Sorunun, KDP ile PDK arasında bir sorun olduğu algısının yanlış, çok stratejik bir taktik olduğunu ifade ettik. PKK’ya göre, KDP engelinin ortadan kalkması halinde diğer parti ve örgütleri tasfiye etmesinin kolay olacağının altını çizdik. Partilerin çoğunda PKK’nın gizli örgütlenmelerinin olabileceğini dile getirdik. Bu tehlikeye karşı duyarlı olmaları konusunda uyarıcı olduk.

PKK’nın mevcut statüsüyle, Kürdistan Bölgesi’nde devamından yana olmanın ve onların eylemlerini desteklemenin bir yıkım olacağını; bu kötülüğü hiçbir Kürdistan parti ve örgütünün yapmaması gerektiğini ifade ettik.

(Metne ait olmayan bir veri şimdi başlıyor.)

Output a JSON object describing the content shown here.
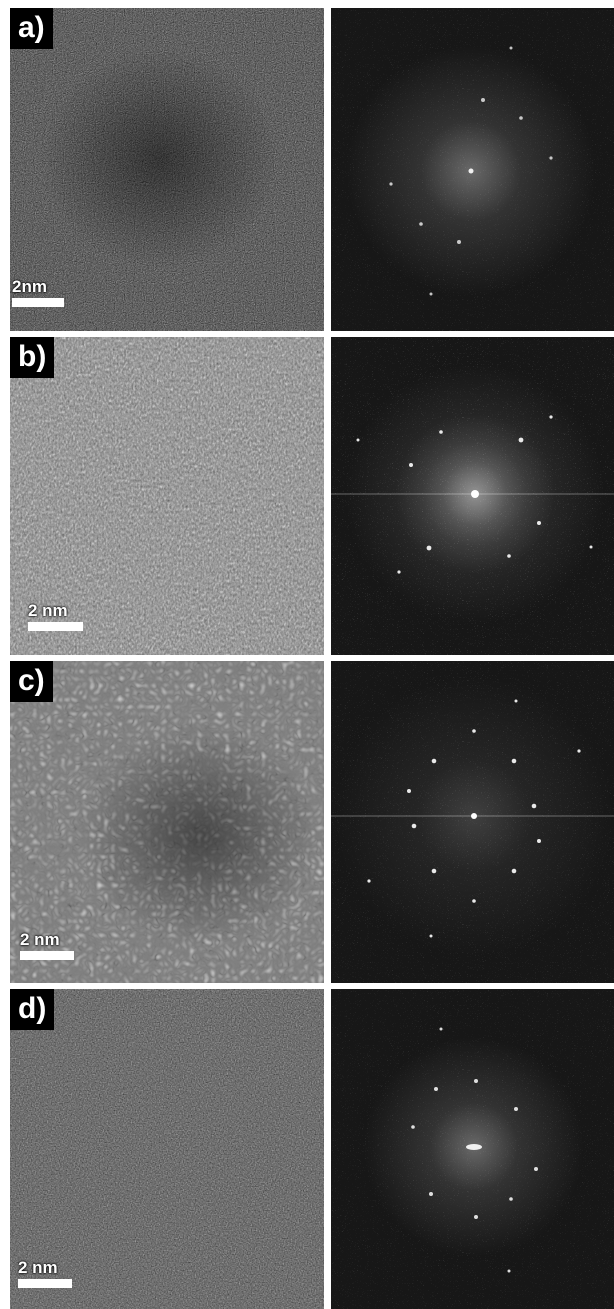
{
  "panels": [
    {
      "label": "a)",
      "scale_text": "2nm"
    },
    {
      "label": "b)",
      "scale_text": "2 nm"
    },
    {
      "label": "c)",
      "scale_text": "2 nm"
    },
    {
      "label": "d)",
      "scale_text": "2 nm"
    }
  ]
}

Kürdistan Bölgesi’nin, 50 milyon Kürt’ün umudu ve evi olduğunu; bundan dolayı Kürdistan Bölgesi’ne yapılacak kötülüklerin, tüm Kürtlere yapılmış olacağının da bilinmesini dikkatlere sunduk.

En önemlisi de heyetimiz, “kardeş kavgası” hakkında görüşlerini sundu. Kürdistan Başkanı Mesud Barzani’nin “kardeş kavgasına” ilişkin görüşlerinin PKK tarafından yanlış anlaşıldığını, PKK Kürt değerlerine sahip olmadığı için bu görüşleri istismar ettiğini de aktarmak ve anlatmak durumunda olduk.  Bundan böyle Kürdistan Bölgesi’nde olup bitenleri yakından takip etmemizin görevimiz olduğunu da, tüm görüştüğümüz taraflara ilettik.

 

*kurdistan24.net/tr’de yayımlanan yazılar, yazarların görüşlerini yansıtmaktadır. Yazılar k24 medya’nın kurumsal bakışıyla örtüşmeyebilir. Yazıların tüm hukuki sorumluluğu yazarlarına aittir.